Fourth, organize and mobilize at the local level — continually. A party gains legitimacy by proving it can be a relevant and positive force in people's lives. That cannot be accomplished by showing up every election cycle and making the case for votes.
Even in the most difficult times it is possible to organize to achieve some sort of good, particularly at the local level where such efforts have more impact.
Producing tangible, positive results for people in their communities legitimizes the party, develops leaders and demonstrate the value of collective organizing and mobilization.
Finally, as a kind of general guiding principle: Focus more on people and less on Putin. Democratic transition depends only in part on credibly challenging the legitimacy of the ruling authority.

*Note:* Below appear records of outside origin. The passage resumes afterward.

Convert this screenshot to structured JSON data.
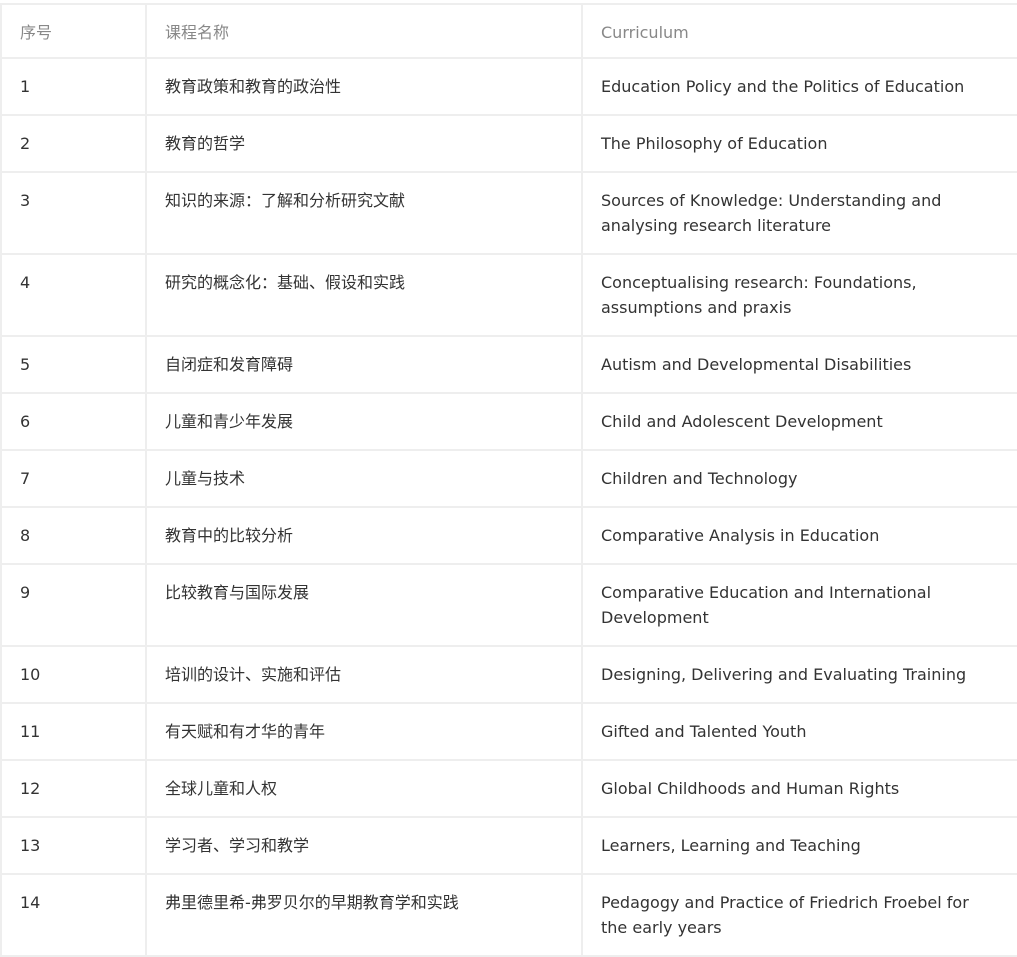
{
  "table": {
    "headers": {
      "index": "序号",
      "course_name": "课程名称",
      "curriculum": "Curriculum"
    },
    "rows": [
      {
        "index": "1",
        "cn": "教育政策和教育的政治性",
        "en": "Education Policy and the Politics of Education"
      },
      {
        "index": "2",
        "cn": "教育的哲学",
        "en": "The Philosophy of Education"
      },
      {
        "index": "3",
        "cn": "知识的来源：了解和分析研究文献",
        "en": "Sources of Knowledge: Understanding and analysing research literature"
      },
      {
        "index": "4",
        "cn": "研究的概念化：基础、假设和实践",
        "en": "Conceptualising research: Foundations, assumptions and praxis"
      },
      {
        "index": "5",
        "cn": "自闭症和发育障碍",
        "en": "Autism and Developmental Disabilities"
      },
      {
        "index": "6",
        "cn": "儿童和青少年发展",
        "en": "Child and Adolescent Development"
      },
      {
        "index": "7",
        "cn": "儿童与技术",
        "en": "Children and Technology"
      },
      {
        "index": "8",
        "cn": "教育中的比较分析",
        "en": "Comparative Analysis in Education"
      },
      {
        "index": "9",
        "cn": "比较教育与国际发展",
        "en": "Comparative Education and International Development"
      },
      {
        "index": "10",
        "cn": "培训的设计、实施和评估",
        "en": "Designing, Delivering and Evaluating Training"
      },
      {
        "index": "11",
        "cn": "有天赋和有才华的青年",
        "en": "Gifted and Talented Youth"
      },
      {
        "index": "12",
        "cn": "全球儿童和人权",
        "en": "Global Childhoods and Human Rights"
      },
      {
        "index": "13",
        "cn": "学习者、学习和教学",
        "en": "Learners, Learning and Teaching"
      },
      {
        "index": "14",
        "cn": "弗里德里希-弗罗贝尔的早期教育学和实践",
        "en": "Pedagogy and Practice of Friedrich Froebel for the early years"
      }
    ]
  }
}
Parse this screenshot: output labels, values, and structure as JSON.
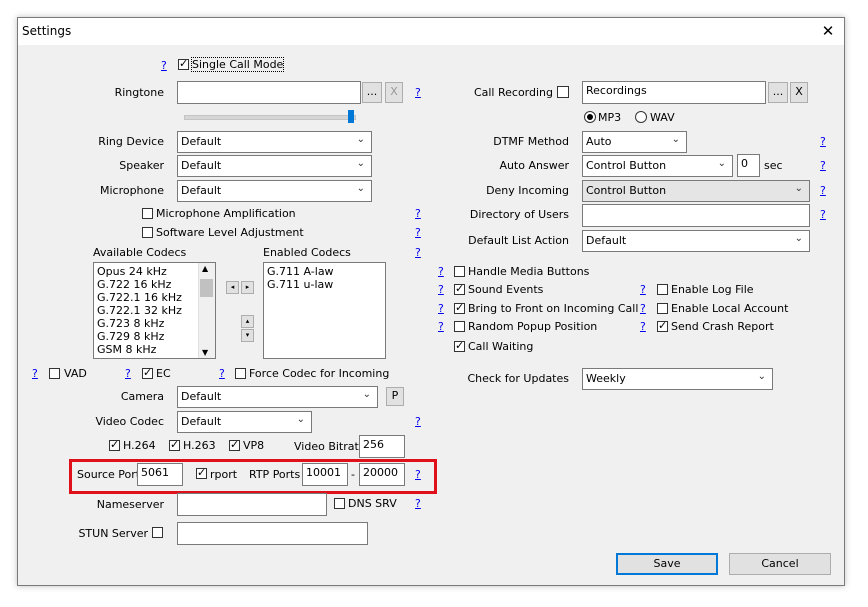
{
  "window": {
    "title": "Settings",
    "close_glyph": "✕"
  },
  "help_glyph": "?",
  "single_call_mode": {
    "label": "Single Call Mode",
    "checked": true
  },
  "ringtone": {
    "label": "Ringtone",
    "value": "",
    "browse": "...",
    "clear": "X",
    "volume_fraction": 1.0
  },
  "call_recording": {
    "label": "Call Recording",
    "checked": false,
    "value": "Recordings",
    "browse": "...",
    "clear": "X",
    "formats": [
      {
        "label": "MP3",
        "selected": true
      },
      {
        "label": "WAV",
        "selected": false
      }
    ]
  },
  "ring_device": {
    "label": "Ring Device",
    "value": "Default"
  },
  "speaker": {
    "label": "Speaker",
    "value": "Default"
  },
  "microphone": {
    "label": "Microphone",
    "value": "Default"
  },
  "mic_amplification": {
    "label": "Microphone Amplification",
    "checked": false
  },
  "software_level": {
    "label": "Software Level Adjustment",
    "checked": false
  },
  "codecs": {
    "available_label": "Available Codecs",
    "enabled_label": "Enabled Codecs",
    "available": [
      "Opus 24 kHz",
      "G.722 16 kHz",
      "G.722.1 16 kHz",
      "G.722.1 32 kHz",
      "G.723 8 kHz",
      "G.729 8 kHz",
      "GSM 8 kHz"
    ],
    "enabled": [
      "G.711 A-law",
      "G.711 u-law"
    ],
    "move_left": "◂",
    "move_right": "▸",
    "move_up": "▴",
    "move_down": "▾"
  },
  "vad": {
    "label": "VAD",
    "checked": false
  },
  "ec": {
    "label": "EC",
    "checked": true
  },
  "force_codec": {
    "label": "Force Codec for Incoming",
    "checked": false
  },
  "camera": {
    "label": "Camera",
    "value": "Default",
    "button": "P"
  },
  "video_codec": {
    "label": "Video Codec",
    "value": "Default"
  },
  "video_formats": [
    {
      "label": "H.264",
      "checked": true
    },
    {
      "label": "H.263",
      "checked": true
    },
    {
      "label": "VP8",
      "checked": true
    }
  ],
  "video_bitrate": {
    "label": "Video Bitrate",
    "value": "256"
  },
  "source_port": {
    "label": "Source Port",
    "value": "5061"
  },
  "rport": {
    "label": "rport",
    "checked": true
  },
  "rtp_ports": {
    "label": "RTP Ports",
    "from": "10001",
    "separator": "-",
    "to": "20000"
  },
  "nameserver": {
    "label": "Nameserver",
    "value": ""
  },
  "dns_srv": {
    "label": "DNS SRV",
    "checked": false
  },
  "stun_server": {
    "label": "STUN Server",
    "checked": false,
    "value": ""
  },
  "dtmf_method": {
    "label": "DTMF Method",
    "value": "Auto"
  },
  "auto_answer": {
    "label": "Auto Answer",
    "value": "Control Button",
    "seconds": "0",
    "unit": "sec"
  },
  "deny_incoming": {
    "label": "Deny Incoming",
    "value": "Control Button"
  },
  "directory_of_users": {
    "label": "Directory of Users",
    "value": ""
  },
  "default_list_action": {
    "label": "Default List Action",
    "value": "Default"
  },
  "right_checks": {
    "handle_media_buttons": {
      "label": "Handle Media Buttons",
      "checked": false
    },
    "sound_events": {
      "label": "Sound Events",
      "checked": true
    },
    "bring_to_front": {
      "label": "Bring to Front on Incoming Call",
      "checked": true
    },
    "random_popup": {
      "label": "Random Popup Position",
      "checked": false
    },
    "call_waiting": {
      "label": "Call Waiting",
      "checked": true
    },
    "enable_log_file": {
      "label": "Enable Log File",
      "checked": false
    },
    "enable_local_account": {
      "label": "Enable Local Account",
      "checked": false
    },
    "send_crash_report": {
      "label": "Send Crash Report",
      "checked": true
    }
  },
  "check_for_updates": {
    "label": "Check for Updates",
    "value": "Weekly"
  },
  "buttons": {
    "save": "Save",
    "cancel": "Cancel"
  },
  "colors": {
    "highlight_box": "#e0101a",
    "accent": "#0078d7",
    "link": "#0000ee"
  }
}
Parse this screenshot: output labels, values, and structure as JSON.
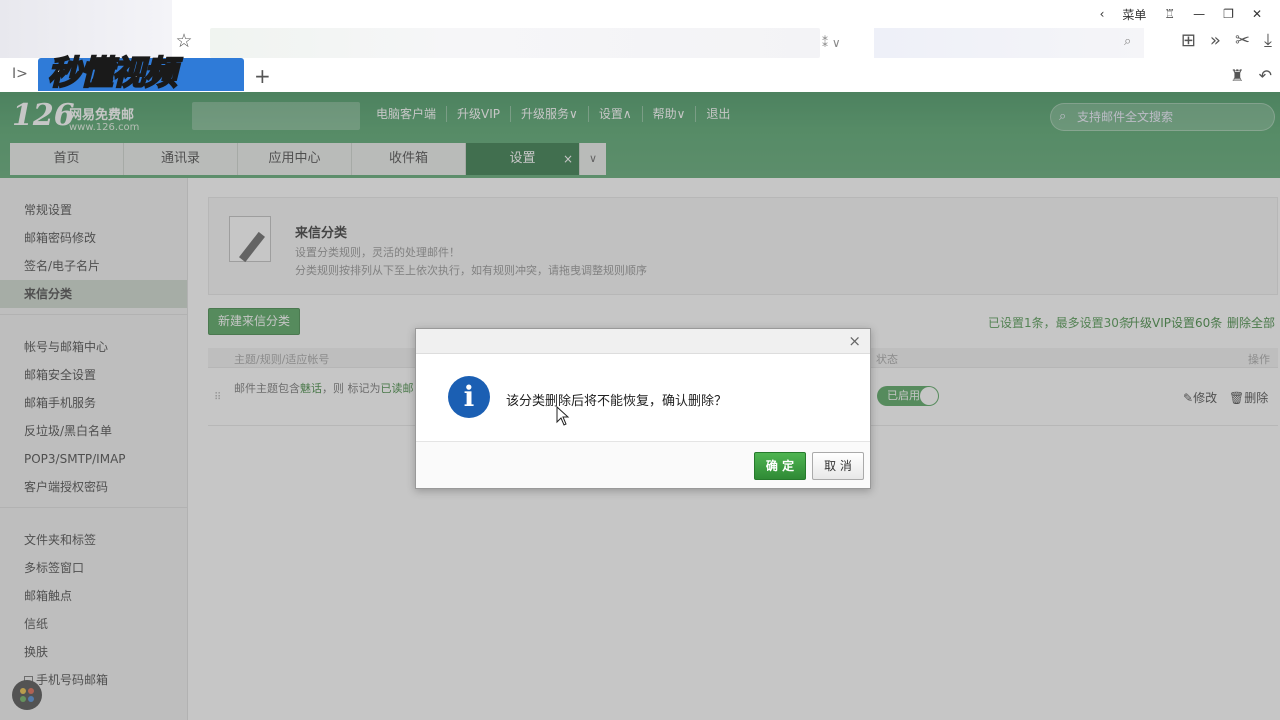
{
  "browser": {
    "menu_label": "菜单",
    "watermark": "秒懂视频",
    "new_tab": "+",
    "addr_suffix": "⁑ ∨"
  },
  "mail": {
    "logo_num": "126",
    "logo_name": "网易免费邮",
    "logo_url": "www.126.com",
    "topnav": [
      "电脑客户端",
      "升级VIP",
      "升级服务∨",
      "设置∧",
      "帮助∨",
      "退出"
    ],
    "search_placeholder": "支持邮件全文搜索",
    "tabs": [
      "首页",
      "通讯录",
      "应用中心",
      "收件箱"
    ],
    "active_tab": "设置",
    "active_tab_close": "×",
    "tab_more": "∨"
  },
  "sidebar": {
    "group1": [
      "常规设置",
      "邮箱密码修改",
      "签名/电子名片",
      "来信分类"
    ],
    "group2": [
      "帐号与邮箱中心",
      "邮箱安全设置",
      "邮箱手机服务",
      "反垃圾/黑白名单",
      "POP3/SMTP/IMAP",
      "客户端授权密码"
    ],
    "group3": [
      "文件夹和标签",
      "多标签窗口",
      "邮箱触点",
      "信纸",
      "换肤",
      "手机号码邮箱"
    ]
  },
  "content": {
    "title": "来信分类",
    "line1": "设置分类规则，灵活的处理邮件！",
    "line2": "分类规则按排列从下至上依次执行，如有规则冲突，请拖曳调整规则顺序",
    "new_button": "新建来信分类",
    "limit_text": "已设置1条，最多设置30条",
    "upgrade_link": "升级VIP设置60条",
    "delete_all": "删除全部",
    "th_condition": "主题/规则/适应帐号",
    "th_status": "状态",
    "th_operation": "操作",
    "row_prefix": "邮件主题包含",
    "row_keyword": "魅话",
    "row_middle": "，则 标记为",
    "row_action": "已读邮",
    "row_status": "已启用",
    "row_edit": "修改",
    "row_delete": "删除"
  },
  "dialog": {
    "close": "×",
    "icon": "i",
    "message": "该分类删除后将不能恢复，确认删除？",
    "ok": "确 定",
    "cancel": "取 消"
  },
  "colors": {
    "header_green": "#3f9a5b",
    "active_tab": "#1b6a33",
    "button_green": "#3f9a4a",
    "info_blue": "#1b5fb3"
  }
}
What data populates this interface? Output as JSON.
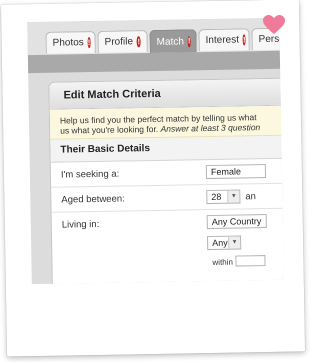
{
  "tabs": [
    {
      "label": "Photos",
      "badge": "!"
    },
    {
      "label": "Profile",
      "badge": "!"
    },
    {
      "label": "Match",
      "badge": "!"
    },
    {
      "label": "Interest",
      "badge": "!"
    },
    {
      "label": "Perso"
    }
  ],
  "panel": {
    "title": "Edit Match Criteria",
    "intro_line1": "Help us find you the perfect match by telling us what",
    "intro_line2": "us what you're looking for.",
    "intro_italic": "Answer at least 3 question",
    "section_title": "Their Basic Details"
  },
  "fields": {
    "seeking_label": "I'm seeking a:",
    "seeking_value": "Female",
    "age_label": "Aged between:",
    "age_value": "28",
    "age_joiner": "an",
    "living_label": "Living in:",
    "country_value": "Any Country",
    "region_value": "Any",
    "within_label": "within"
  },
  "colors": {
    "badge": "#c8201c",
    "heart": "#f07a9a",
    "intro_bg": "#fbf8df"
  }
}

Whether or not you believe Putin's approval ratings are as high as polls indicate, there's no doubt he remains the most popular political figure in the country. It makes no sense to try to build a political movement based primarily on simply being opposed to such a figure.
Take the issue of corruption. It can be used to demonstrate that the regime is full of bad people (Putin focused), or it can be used to show how much corruption is costing citizens in unbuilt kindergartens, kilometers of unpaved roads, and unopened new medical clinics (people focused).The latter approach is likely to be much more effective.
Mikhail Khodorkovsky said, "I believe that the problem in Russia is not so much with the president on a personal level. The problem is that the overwhelming majority of our fellow citizens don't understand that they're the ones who have got to be personally responsible for their own fate themselves."
It seems unlikely that a "bottom-up" democratic transition will ever occur in Russia. However, liberalization will eventually come, and consolidating and sustaining democratic change must come from the bottom. That means fundamentally re-engineering the way Russian citizens relate to government, political parties and democracy itself.
The opposition should be the architect and builder in that re-engineering project. But a change in the mindset of Russian citizens won't come about by preaching the virtues of democracy. It will happen through empowering grassroots activists to demonstrate the effectiveness of organizing and mobilizing to make a positive impact on communities.
Let's hope that project starts now. Russia cannot afford, and the Russian people certainly do not need, another seven years of unorganized drifting and pointless bickering by the opposition.